What I'd like to see is a way to combine objects into an OPR that takes the difference between the object's positions in world space and gives you a reading that's similar to how you can align things in Max, by associating a different local coordinate system (based on any object you pick...becomes the temporary world's 0,0,0.)
One trick I've used often is to manually move the object I'm trying to add to the world 0,0,0.
Say you have a house model and you want to add all the doors. The house isn't at world 0,0,0...rather it's at 38.374,-42.0345, 6.6539. Right? the doors are at random ass coordinates. WAY too random to try and figure anything out. So there's no way to add them to the .OPR for the house without taking both x1 and x2 and y1 and y2...etc. If you do a "combine objects" or something like that, it could do that operation for us. That way, you can position something manually (using a dummy object) and then add it to an existing .OPR and the function realigns the position so that it's relative to the objects.
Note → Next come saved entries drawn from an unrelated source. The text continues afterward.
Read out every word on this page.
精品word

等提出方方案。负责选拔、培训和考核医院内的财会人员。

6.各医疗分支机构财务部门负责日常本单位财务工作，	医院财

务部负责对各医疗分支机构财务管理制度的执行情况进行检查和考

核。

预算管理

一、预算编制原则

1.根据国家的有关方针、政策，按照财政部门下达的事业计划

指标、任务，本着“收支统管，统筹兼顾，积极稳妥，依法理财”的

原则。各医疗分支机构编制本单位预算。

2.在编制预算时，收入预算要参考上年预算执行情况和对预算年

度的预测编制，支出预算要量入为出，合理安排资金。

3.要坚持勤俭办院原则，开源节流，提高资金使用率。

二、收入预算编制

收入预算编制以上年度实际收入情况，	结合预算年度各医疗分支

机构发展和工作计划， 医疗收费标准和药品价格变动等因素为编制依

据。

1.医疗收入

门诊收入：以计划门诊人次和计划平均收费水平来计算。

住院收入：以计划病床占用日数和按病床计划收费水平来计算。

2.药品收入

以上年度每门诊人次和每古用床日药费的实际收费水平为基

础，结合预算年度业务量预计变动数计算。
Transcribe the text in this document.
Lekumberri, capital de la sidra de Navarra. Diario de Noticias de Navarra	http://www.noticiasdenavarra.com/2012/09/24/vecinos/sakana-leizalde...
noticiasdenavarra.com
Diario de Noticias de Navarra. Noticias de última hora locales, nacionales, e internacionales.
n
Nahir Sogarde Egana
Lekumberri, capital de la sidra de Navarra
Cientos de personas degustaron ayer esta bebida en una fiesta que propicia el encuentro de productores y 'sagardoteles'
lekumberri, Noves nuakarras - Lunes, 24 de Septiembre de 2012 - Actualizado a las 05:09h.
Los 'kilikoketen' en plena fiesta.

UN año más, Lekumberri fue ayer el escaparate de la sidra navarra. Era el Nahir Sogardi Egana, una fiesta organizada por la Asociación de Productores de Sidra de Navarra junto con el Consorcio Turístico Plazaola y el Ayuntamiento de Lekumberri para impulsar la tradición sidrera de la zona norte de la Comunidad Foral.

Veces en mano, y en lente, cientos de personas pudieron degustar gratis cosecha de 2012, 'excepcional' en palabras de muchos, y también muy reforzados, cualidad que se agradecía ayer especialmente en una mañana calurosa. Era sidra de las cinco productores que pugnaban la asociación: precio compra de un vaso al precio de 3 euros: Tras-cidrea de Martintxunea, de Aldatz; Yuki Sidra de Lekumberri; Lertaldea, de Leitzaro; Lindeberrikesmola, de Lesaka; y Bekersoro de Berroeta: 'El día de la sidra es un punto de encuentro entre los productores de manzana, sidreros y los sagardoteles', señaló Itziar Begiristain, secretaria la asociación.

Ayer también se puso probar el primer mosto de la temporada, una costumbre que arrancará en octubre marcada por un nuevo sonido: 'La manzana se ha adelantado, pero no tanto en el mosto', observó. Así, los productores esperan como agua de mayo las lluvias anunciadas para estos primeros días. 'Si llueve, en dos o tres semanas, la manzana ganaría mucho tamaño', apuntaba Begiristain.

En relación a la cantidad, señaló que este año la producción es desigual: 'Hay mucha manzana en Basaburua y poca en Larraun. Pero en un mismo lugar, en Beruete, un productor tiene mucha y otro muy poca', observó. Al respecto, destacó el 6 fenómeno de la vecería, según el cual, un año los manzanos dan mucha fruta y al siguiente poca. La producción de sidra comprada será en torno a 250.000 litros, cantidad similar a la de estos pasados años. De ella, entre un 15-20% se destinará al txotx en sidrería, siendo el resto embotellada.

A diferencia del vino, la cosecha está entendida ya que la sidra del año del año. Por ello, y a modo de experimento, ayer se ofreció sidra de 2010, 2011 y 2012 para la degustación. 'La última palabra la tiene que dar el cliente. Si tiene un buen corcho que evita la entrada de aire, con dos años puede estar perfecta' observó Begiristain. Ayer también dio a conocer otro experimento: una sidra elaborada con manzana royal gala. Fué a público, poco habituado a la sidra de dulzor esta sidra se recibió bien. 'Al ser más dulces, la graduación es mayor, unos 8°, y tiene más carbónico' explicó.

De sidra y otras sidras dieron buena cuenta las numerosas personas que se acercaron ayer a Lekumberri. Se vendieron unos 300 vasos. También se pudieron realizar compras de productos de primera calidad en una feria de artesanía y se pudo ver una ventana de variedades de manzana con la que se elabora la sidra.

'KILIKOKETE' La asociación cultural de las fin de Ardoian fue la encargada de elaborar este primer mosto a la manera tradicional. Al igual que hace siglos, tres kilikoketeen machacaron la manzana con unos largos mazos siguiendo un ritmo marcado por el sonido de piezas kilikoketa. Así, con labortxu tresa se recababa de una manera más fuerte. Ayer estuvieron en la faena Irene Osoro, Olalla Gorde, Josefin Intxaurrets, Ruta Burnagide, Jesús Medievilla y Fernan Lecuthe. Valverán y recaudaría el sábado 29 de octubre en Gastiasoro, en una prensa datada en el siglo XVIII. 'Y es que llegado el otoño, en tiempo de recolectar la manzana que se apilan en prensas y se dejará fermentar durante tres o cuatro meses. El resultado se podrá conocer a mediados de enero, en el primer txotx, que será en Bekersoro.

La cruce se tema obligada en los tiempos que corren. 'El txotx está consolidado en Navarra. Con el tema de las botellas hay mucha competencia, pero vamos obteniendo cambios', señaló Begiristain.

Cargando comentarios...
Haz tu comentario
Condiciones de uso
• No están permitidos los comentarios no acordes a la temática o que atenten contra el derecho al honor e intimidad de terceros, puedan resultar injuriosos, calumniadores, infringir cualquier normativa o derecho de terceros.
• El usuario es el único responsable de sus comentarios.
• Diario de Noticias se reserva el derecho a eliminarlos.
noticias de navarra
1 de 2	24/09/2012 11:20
Would work Gekido and be VERY USEFUL.
The main thing I'm needing it for is that I have to build my collisions out of boxes because some objects have areas at an angle and the physics editor's way of placing and sizing things is almost as painful and doesn't even have the ability to rotate them. I'd like to select one box and add all the others that are related to that object so I get one large .OPR with all elements inside of it.
It could also be argued we need an "explode" function to pull them back apart and reassociate the world 0,0,0.
However, there IS the notion that you can attach things exactly where you want on your own custom models as long as you take a second to add and parent a null pointer in your export scene. Now you can attach to that and keep 0,0,0 and H,S,B at 0,0,0 because it's exactly whre the null object is (which would normally follow an animation). Of course, this is the NULL object IN your app, not the one you can add in GC, which requires you to type in coordinates.